Glomerular filtration rate depends on multiple factors, particularly the renal blood flow. The pressure difference across the renal vasculature i.e the difference in pressure between the renal arterioles and venules is directly proportional to the GFR. Any decrease in renal blood flow, injury to the renal tubules or obstruction to the urinary tract outflow can cause decreased urinary output.

Differentiating Acute renal failure from other Diseases

Various parameters like fractional sodium excretion, urinary sodium concentration, urine osmolality and U/P creatinine ratio have been used to diagnose acute renal failure. The fractional sodium excretion is identifies as the most effective non-invasive test in formulating the differential diagnosis of acute renal failure [3].

Epidemiology and Demographics

Acute kidney injury is common among hospitalized patients. It affects some 3-7% of patients admitted to the hospital and approximately 25-30% of patients in the intensive care unit [4].

Risk Factors

Acute renal failure always occurs in connection with some other medical condition or event.
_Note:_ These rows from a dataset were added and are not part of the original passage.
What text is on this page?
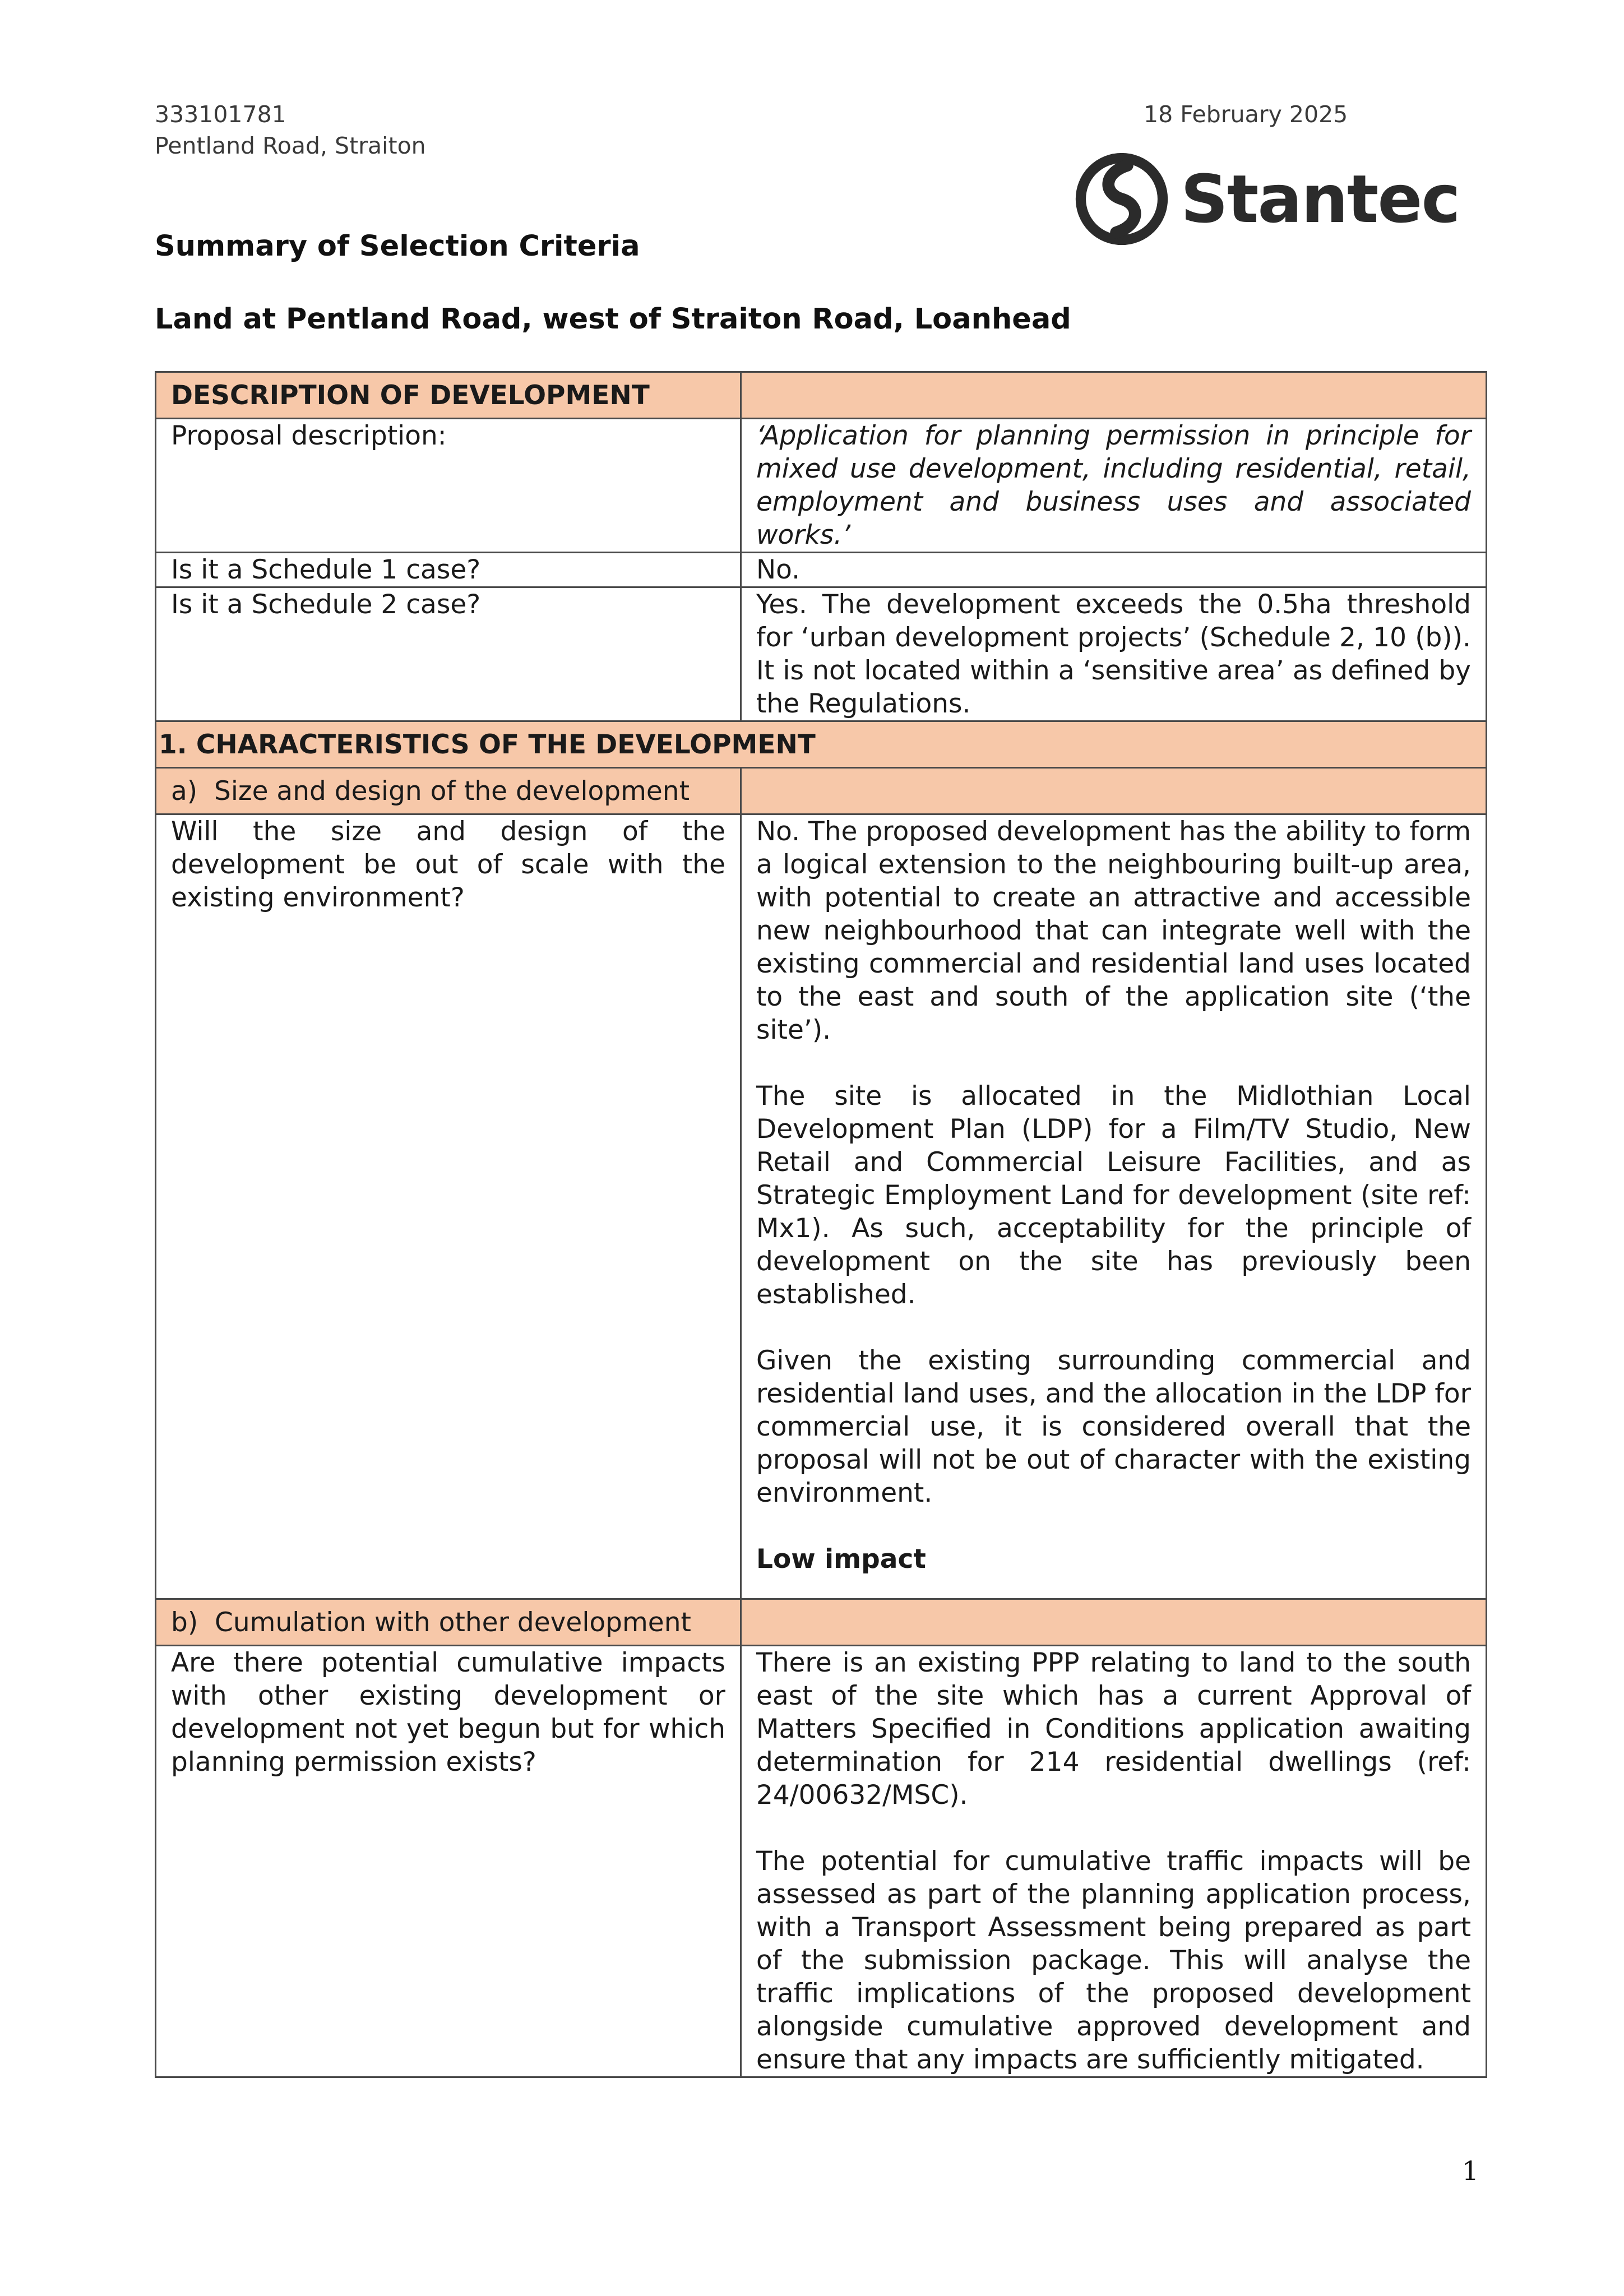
333101781
Pentland Road, Straiton
18 February 2025
Stantec
Summary of Selection Criteria
Land at Pentland Road, west of Straiton Road, Loanhead
DESCRIPTION OF DEVELOPMENT	
Proposal description:	‘Application for planning permission in principle for mixed use development, including residential, retail, employment and business uses and associated works.’

Is it a Schedule 1 case?	No.

Is it a Schedule 2 case?	Yes. The development exceeds the 0.5ha threshold for ‘urban development projects’ (Schedule 2, 10 (b)). It is not located within a ‘sensitive area’ as defined by the Regulations.

1. CHARACTERISTICS OF THE DEVELOPMENT	
a)  Size and design of the development	
Will the size and design of the development be out of scale with the existing environment?	No. The proposed development has the ability to form a logical extension to the neighbouring built-up area, with potential to create an attractive and accessible new neighbourhood that can integrate well with the existing commercial and residential land uses located to the east and south of the application site (‘the site’).

The site is allocated in the Midlothian Local Development Plan (LDP) for a Film/TV Studio, New Retail and Commercial Leisure Facilities, and as Strategic Employment Land for development (site ref: Mx1). As such, acceptability for the principle of development on the site has previously been established.

Given the existing surrounding commercial and residential land uses, and the allocation in the LDP for commercial use, it is considered overall that the proposal will not be out of character with the existing environment.

Low impact

b)  Cumulation with other development	
Are there potential cumulative impacts with other existing development or development not yet begun but for which planning permission exists?	There is an existing PPP relating to land to the south east of the site which has a current Approval of Matters Specified in Conditions application awaiting determination for 214 residential dwellings (ref: 24/00632/MSC).

The potential for cumulative traffic impacts will be assessed as part of the planning application process, with a Transport Assessment being prepared as part of the submission package. This will analyse the traffic implications of the proposed development alongside cumulative approved development and ensure that any impacts are sufficiently mitigated.

1
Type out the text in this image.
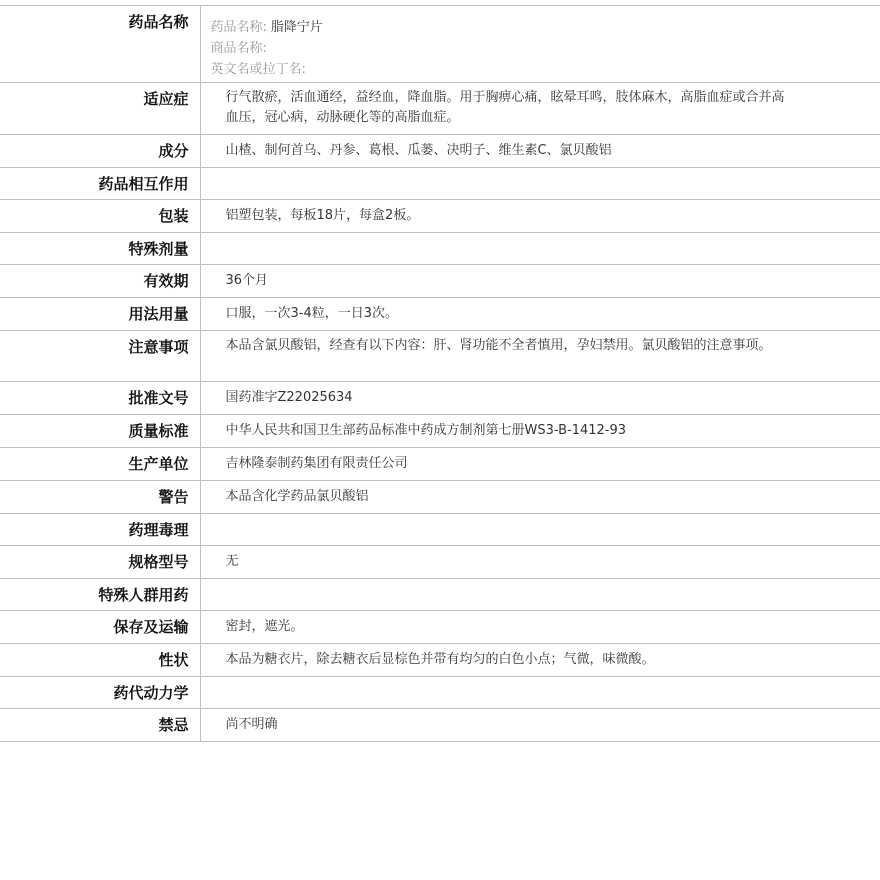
药品名称	药品名称: 脂降宁片
商品名称:
英文名或拉丁名:

适应症	行气散瘀，活血通经，益经血，降血脂。用于胸痹心痛，眩晕耳鸣，肢体麻木，高脂血症或合并高血压，冠心病，动脉硬化等的高脂血症。
成分	山楂、制何首乌、丹参、葛根、瓜蒌、决明子、维生素C、氯贝酸铝
药品相互作用	
包装	铝塑包装，每板18片，每盒2板。
特殊剂量	
有效期	36个月
用法用量	口服，一次3-4粒，一日3次。
注意事项	本品含氯贝酸铝，经查有以下内容：肝、肾功能不全者慎用，孕妇禁用。氯贝酸铝的注意事项。
批准文号	国药准字Z22025634
质量标准	中华人民共和国卫生部药品标准中药成方制剂第七册WS3-B-1412-93
生产单位	吉林隆泰制药集团有限责任公司
警告	本品含化学药品氯贝酸铝
药理毒理	
规格型号	无
特殊人群用药	
保存及运输	密封，遮光。
性状	本品为糖衣片，除去糖衣后显棕色并带有均匀的白色小点；气微，味微酸。
药代动力学	
禁忌	尚不明确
Being hospitalized with a serious condition requiring intensive care is the biggest risk factor. The risk factors for acute renal failure is divided into three major categories, namely pre-renal factors, renal factors and post-renal factors.

Diagnosis

History and Symptoms

When a patient presents with uremic symptoms, first step is to differentiate an acute from a chronic process. A recent rise in serum creatinine levels indicate an acute pathology of renal failure, whereas chronically elevated creatinine levels are seen in chronic renal failure. However, chronic renal insufficiency is also associated with osteopathy, neuropathy and small, scarred kidneys.

Laboratory Findings

Renal failure is generally diagnosed either when creatinine or blood urea nitrogen tests are markedly elevated in an ill patient, especially when oliguria is present. Previous measurements of renal function may offer comparison, which is especially important if a patient is known to have chronic renal failure as well. If the cause is not apparent, a large amount of blood tests and examination of a urine specimen is typically performed to elucidate the cause of acute renal failure.

Ultrasound

Medical ultrasonography of the renal tract is essential to rule out obstruction of the urinary tract.

Other Diagnostic Studies

Kidney biopsy may be performed in the setting of acute renal failure, to provide a definitive diagnosis and sometimes an idea of the prognosis, unless the cause is clear and appropriate screening investigations are reassuringly negative.

Treatment

Surgery

If the cause of the acute renal failure is obstruction of the urinary tract, relief of the obstruction (with a nephrostomy or urinary catheter) may be necessary. Lack of improvement with fluid resuscitation, therapy-resistant hyperkalemia, metabolic acidosis, or fluid overload may necessitate artificial support in the form of dialysis or hemofiltration. Depending on the cause, a proportion of patients will never regain full renal function, thus having end stage renal failure requiring lifelong dialysis or a kidney transplant.

References

  1. Bywaters EG, Beall D (1941). "Crush injuries with impairment of renal function". Br Med J (1): 427–32. PMID 9527411.
  2. Schrier RW, Wang W, Poole B, Mitra A (2004). "Acute renal failure: definitions, diagnosis, pathogenesis, and therapy". J. Clin. Invest. 114 (1): 5–14. doi:10.1172/JCI22353. PMC 437979. PMID 15232604.
  3. Espinel CH, Gregory AW (1980). "Differential diagnosis of acute renal failure". Clinical Nephrology. 13 (2): 73–7. PMID 7363517. Unknown parameter |month= ignored (help)
  4. Brenner and Rector's The Kidney. Philadelphia: Saunders. 2007. ISBN 1-4160-3110-3.